I ran 4.87 miles tonight. The fam went to a kids’ amusement park east of Pittsburgh apparently “voted best kids amusement park in the world”. I think they might have been referring to the fact that the entire park was staffed with kids. Okay, there was one adult. I did a couple of rides, hit the water park, did a couple more, then spent time with my fearless baby in a sprinkler pool. Then more rides. A bottle of water cost $3. The place was crawling with people. It looked like a fricking flamingo rut, with pink creatures standing cheek to jowl in warm, shallow water. Raced home in the evening, made dinner, then had a run, late again. Tomorrow I get to run during the day! Woo hoo!

Tonight I put on my headlamp, clothes, grabbed my Garmin and it fell apart. I was holding a strap. I couldn’t figure out what happened, so I opened a kitchen drawer and found my trusty Casio digital watch. I ran with a Casio for like four years. I hitch-hiked across Alaska and Europe with the same crappy, cheap model. Water-resistant, stopwatch, alarm, date, military time option, light. The battery lasts for years and years. My Garmin 110 lasted 6.5 months out of the box. That’s garbage. And the GPS never lasted more than 6.5 hours, though it advertised it could do 8 hours. Nope.

I like that my Casio only alerts me to the passing of an hour. Tonight, it beeped, and I knew it was 11 pm. That’s good. That’s a good hour to –

 “Run Forrest ruuunn!” I got that from two cars tonight, one riding behind another. That’s a single-day PB, and an annual PB of six Forrest calls in the same calendar year.. I’ve broken my record for Forrest calls. Out here in the sticks, the humans that produce the Forrest call have no other cultural or social reference to frame the oddity of seeing a runner. No Chariots of Fire, no Meb, no Rupp, no Prefontaine, no Kenya, no Ethiopia, no Jim Thorpe, nothing. All runners are Forrest Gump. All runners get a shout of encouragement from a total stranger because of the movie. How cool is that?

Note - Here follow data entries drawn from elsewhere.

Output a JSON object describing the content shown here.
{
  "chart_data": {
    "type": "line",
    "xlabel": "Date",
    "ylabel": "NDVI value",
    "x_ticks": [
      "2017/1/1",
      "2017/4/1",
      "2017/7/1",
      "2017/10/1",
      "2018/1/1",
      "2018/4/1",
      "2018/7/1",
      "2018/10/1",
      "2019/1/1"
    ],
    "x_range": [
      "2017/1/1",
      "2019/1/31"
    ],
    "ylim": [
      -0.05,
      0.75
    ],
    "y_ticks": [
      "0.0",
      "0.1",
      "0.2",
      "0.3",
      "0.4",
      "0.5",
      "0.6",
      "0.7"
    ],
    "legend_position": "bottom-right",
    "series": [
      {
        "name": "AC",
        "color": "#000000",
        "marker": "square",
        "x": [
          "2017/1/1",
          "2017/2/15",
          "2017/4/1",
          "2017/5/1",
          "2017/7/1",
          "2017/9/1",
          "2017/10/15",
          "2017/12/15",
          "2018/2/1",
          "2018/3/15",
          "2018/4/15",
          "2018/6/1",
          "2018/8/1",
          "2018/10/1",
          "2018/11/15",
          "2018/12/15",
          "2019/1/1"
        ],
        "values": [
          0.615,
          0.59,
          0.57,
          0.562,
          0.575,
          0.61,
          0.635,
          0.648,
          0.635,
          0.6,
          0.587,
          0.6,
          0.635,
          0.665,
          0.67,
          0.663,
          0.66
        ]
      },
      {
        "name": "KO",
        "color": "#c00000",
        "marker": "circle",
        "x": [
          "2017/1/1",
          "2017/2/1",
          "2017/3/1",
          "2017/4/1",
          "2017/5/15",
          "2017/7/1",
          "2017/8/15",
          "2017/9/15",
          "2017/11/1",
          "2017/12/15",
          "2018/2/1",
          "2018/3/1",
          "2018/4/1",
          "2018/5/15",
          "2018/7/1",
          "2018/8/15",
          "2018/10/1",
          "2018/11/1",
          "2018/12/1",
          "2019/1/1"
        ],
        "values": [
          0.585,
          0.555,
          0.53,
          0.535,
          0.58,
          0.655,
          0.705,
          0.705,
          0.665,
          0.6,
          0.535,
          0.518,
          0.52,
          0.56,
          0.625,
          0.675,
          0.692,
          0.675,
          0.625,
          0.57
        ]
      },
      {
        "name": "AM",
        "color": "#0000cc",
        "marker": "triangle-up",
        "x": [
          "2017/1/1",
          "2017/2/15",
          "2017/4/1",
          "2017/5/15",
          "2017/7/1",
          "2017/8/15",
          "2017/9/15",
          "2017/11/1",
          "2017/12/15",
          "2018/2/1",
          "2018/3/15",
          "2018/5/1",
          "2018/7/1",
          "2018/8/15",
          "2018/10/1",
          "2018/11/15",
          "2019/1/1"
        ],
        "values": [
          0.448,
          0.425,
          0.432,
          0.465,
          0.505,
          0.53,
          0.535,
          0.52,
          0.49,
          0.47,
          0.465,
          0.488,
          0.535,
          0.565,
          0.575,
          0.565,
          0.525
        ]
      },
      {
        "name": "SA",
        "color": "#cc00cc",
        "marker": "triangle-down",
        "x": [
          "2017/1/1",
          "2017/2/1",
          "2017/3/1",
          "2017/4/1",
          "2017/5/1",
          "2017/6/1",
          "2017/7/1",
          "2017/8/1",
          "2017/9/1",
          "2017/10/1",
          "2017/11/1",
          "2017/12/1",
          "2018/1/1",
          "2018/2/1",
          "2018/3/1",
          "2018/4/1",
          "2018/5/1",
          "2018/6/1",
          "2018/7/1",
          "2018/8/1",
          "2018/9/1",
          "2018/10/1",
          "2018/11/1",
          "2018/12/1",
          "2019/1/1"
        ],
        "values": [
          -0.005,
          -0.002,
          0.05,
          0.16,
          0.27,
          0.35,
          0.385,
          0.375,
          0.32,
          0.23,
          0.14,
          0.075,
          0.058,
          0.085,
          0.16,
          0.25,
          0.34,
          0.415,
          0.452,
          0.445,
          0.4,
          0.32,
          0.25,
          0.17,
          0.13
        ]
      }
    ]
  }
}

That’s what I get for running through a cryptopolis on a Saturday night. 

I’m at 168 for the month. I’m going to shoot for 201. I need thirty-three miles in the next two days. I’d like to do it on grass. I need a break from the concrete and asphalt. I need new shoes so badly. I’ve put 1000 miles on my fast trainers, at least 800 miles on my slow trainers.